Can you tell us a bit about Mount Noshaq itself?
“The mountain was climbed by a handful of mountaineers before Afghanistan’s war with Russia. During the war, however, the mountain became closed off because its base was littered with landmines. Mount Noshaq opened back up for climbing in 2009, but it is still one of the more obscure climbing destinations in the Hindu Kush mountain range. There are only a few, if any, expeditions each year. It is remote, but Afghanistan also lacks the infrastructure [of places] like Pakistan or Nepal, which cater to high altitude climbers.”
What do you expect from the expedition? Will you face obstacles yourselves?
“When it comes to the physical obstacles, we will be facing the same struggles as the Afghan mountaineers on the mountain. We have been preparing for over a year for the expedition with physical exercise and training in the mountains, which includes five days a week of running, hiking with weighted packs, and weightlifting. Nothing can prepare you for high altitude, and everyone’s bodies react differently. Altitude sickness can be deadly if not recognized or treated immediately. So our plan is to move slowly and be as careful as possible. The hardest part of this project has been training, physically, while also making a film at the same time. It’s been an incredible challenge to give equal attention to both.”
What have you learned from these women?
“We greatly admire their resilience and their sheer will to constantly fight for what they believe in. They are well aware that they are challenging a male-dominated, misogynistic society. It takes gumption and a total commitment on their part, which inspires us, too, to keep going and pushing boundaries.”
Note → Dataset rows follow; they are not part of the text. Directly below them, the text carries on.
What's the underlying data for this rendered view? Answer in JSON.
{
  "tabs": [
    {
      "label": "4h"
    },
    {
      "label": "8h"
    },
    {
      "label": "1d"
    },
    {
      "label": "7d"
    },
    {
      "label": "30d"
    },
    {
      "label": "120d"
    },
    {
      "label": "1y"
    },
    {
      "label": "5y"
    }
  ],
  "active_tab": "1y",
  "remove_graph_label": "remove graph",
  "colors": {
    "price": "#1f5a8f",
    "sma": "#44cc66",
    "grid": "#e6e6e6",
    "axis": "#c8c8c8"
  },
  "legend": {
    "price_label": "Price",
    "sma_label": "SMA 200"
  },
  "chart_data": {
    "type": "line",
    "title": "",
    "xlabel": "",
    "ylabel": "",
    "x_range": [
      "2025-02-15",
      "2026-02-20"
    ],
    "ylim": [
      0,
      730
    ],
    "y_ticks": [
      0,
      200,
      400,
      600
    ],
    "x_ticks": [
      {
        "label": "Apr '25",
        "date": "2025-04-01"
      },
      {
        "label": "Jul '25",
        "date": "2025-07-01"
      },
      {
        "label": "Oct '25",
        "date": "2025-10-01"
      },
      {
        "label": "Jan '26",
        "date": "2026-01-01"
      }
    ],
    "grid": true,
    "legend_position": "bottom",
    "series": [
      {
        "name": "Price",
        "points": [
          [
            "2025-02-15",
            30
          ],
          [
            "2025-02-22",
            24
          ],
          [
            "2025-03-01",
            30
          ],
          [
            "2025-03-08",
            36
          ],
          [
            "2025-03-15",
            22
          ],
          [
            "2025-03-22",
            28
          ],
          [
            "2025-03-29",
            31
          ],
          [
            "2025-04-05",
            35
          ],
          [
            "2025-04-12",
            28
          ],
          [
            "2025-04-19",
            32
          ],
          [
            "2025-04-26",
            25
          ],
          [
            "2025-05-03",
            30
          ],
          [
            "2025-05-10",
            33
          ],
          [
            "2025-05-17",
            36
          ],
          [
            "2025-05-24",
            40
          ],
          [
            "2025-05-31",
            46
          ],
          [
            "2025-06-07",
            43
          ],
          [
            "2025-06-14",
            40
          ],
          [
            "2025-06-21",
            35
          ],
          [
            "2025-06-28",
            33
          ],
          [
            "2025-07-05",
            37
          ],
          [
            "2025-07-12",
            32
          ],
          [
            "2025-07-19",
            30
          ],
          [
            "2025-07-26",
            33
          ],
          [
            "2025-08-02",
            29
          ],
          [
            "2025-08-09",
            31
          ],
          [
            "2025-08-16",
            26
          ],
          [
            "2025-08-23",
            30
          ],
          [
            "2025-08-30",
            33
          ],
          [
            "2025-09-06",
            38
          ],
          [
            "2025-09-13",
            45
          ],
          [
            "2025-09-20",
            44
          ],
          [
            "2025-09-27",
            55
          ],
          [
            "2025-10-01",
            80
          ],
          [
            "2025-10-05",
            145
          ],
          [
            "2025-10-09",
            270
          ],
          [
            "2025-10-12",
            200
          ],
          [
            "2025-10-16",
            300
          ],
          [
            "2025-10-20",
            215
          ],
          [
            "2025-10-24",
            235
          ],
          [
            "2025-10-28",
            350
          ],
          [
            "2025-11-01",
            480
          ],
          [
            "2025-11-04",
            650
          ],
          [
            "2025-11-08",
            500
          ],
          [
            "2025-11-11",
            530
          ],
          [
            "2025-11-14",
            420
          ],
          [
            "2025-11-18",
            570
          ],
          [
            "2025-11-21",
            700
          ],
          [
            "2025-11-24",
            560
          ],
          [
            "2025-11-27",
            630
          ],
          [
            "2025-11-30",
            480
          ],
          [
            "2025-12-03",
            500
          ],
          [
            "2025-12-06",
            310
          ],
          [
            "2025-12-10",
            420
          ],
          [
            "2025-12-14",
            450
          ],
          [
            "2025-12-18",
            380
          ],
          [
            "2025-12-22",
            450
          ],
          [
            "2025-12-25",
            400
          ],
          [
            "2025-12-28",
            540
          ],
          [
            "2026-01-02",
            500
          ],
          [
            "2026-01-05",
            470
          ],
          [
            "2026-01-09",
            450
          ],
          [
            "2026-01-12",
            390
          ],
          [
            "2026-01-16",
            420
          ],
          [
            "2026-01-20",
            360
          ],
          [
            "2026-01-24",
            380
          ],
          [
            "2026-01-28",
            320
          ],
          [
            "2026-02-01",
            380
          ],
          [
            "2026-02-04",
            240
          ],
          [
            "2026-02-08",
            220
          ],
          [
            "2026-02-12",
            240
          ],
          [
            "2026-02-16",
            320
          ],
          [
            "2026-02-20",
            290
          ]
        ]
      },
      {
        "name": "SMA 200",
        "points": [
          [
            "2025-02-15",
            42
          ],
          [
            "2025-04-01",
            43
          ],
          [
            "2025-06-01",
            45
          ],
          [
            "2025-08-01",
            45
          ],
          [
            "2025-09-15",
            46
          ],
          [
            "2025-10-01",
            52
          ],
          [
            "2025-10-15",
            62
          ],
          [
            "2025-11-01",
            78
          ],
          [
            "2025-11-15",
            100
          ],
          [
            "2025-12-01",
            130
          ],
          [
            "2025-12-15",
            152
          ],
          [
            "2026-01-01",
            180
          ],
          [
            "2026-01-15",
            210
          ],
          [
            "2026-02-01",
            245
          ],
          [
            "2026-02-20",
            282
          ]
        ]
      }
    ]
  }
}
Why is it important to tell this story now, at this point in history?
“At this time in history, women all over the world are standing up for their rights and are demanding for their voices to be heard—from women in Saudi Arabia practicing their right to drive to American women speaking out about sexual harassment. The women mountaineers we are documenting are part of a history-making movement.”
“The outdoor industry, especially, is still dominated by white, western men. The female mountaineering team in Afghanistan is showing a different face and culture to the sport of mountain climbing and alpinism. And within their own society, they are torch-bearers: setting an example and showing the world that they are no longer victims behind a veil.”